NSW abbatoir to be prosecuted again

Posted by Nicole Eckersley on 17th August 2010

NSW abbatoir Ramsey Food Processing will be prosecuted for alleged underpayments, totalling more than $60,000, for workers laid off in 2008.

The Fair Work Ombudsman has launched a prosecution against the operator of the beef and veal abattoir at South Grafton, in NSW, with documents lodged in the Federal Court in Sydney allegeing that the company denied 11 of its employees more than $60,000 when it terminated their employment.

Facing court over alleged contraventions of workplace laws is Ramsey Food Processing Pty Ltd and its director/company secretary Stuart Bruce Ramsey, who is also abattoir manager.

The underpayment allegedly comprises $33,683 in severance payments, $16,219 in accrued annual leave and $10,234 wages owed in lieu of notice.

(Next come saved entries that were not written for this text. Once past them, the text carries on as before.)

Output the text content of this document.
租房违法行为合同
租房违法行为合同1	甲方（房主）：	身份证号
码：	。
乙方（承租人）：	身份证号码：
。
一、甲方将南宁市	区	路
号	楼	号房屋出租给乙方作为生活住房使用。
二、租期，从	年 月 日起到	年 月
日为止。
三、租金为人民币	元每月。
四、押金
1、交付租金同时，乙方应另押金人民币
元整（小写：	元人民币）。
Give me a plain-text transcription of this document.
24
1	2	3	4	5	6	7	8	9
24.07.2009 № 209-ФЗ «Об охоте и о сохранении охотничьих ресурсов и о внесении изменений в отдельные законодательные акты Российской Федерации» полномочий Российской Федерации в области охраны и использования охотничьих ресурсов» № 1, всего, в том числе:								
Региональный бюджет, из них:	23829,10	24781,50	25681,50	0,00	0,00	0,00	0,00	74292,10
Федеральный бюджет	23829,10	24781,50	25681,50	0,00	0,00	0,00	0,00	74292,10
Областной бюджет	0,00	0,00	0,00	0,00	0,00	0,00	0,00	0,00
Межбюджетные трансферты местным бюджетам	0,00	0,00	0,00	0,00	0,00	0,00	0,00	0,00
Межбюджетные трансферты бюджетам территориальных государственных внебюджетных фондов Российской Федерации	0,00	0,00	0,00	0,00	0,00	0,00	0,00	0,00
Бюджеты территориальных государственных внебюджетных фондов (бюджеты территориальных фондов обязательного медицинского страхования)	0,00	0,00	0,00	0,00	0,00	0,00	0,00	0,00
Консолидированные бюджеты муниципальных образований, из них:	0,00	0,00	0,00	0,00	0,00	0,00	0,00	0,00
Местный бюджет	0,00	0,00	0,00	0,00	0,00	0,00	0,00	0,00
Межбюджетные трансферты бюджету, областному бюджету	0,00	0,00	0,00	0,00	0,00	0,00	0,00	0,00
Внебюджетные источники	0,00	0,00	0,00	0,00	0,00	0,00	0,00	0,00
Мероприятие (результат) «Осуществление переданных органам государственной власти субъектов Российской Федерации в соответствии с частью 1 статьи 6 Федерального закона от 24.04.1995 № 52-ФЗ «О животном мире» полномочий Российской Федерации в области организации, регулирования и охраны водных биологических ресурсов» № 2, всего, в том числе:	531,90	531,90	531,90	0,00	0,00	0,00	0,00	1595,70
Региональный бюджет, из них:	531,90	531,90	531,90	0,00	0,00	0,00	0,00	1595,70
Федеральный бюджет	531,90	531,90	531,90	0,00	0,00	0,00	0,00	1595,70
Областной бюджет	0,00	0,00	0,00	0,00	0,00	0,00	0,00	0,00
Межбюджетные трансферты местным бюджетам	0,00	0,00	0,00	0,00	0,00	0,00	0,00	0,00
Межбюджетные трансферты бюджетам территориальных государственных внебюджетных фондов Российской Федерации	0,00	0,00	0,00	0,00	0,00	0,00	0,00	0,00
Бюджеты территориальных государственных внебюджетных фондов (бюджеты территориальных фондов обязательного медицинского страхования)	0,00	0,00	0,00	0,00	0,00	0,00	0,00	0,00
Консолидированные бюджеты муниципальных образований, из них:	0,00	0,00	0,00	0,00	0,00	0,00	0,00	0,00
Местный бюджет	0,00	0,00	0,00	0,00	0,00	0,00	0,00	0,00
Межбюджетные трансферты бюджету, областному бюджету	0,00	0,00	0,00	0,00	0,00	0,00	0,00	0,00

It is alleged that Ramsey knowingly breached workplace laws when he directed his then personnel officer not to pay the workers their outstanding entitlements.

The company faces a maximum penalty of $33,000 per breach and Ramsey a maximum penalty of $6600 per breach.

Ramsey Food Processing has already been fined a total of  $143,000 in the Land and Environment Court in February this year, for charges relating to the pollution of the Musk Valley Creek with untreated abbatoir effluent in October 2007.

The Grafton abbatoir’s purchase by Stuart Ramsey and reopening in 1998 was greeted with enthusiasm, re-employing workers laid off when the abbatoir was closed in 1997, and supported by then-Mayor Shirley Adams and with support from State and Federal governments and 948000 kilolitres of subsidised water from the Grafton Council.

Fair Work Ombudsman Executive Director Michael Campbell says a decision to prosecute over the unpaid entitlements was taken after a lengthy, complex investigation and the failure of the employer to rectify the underpayments.

“We treat allegations of deliberate withholding of employee entitlements very seriously,” he said.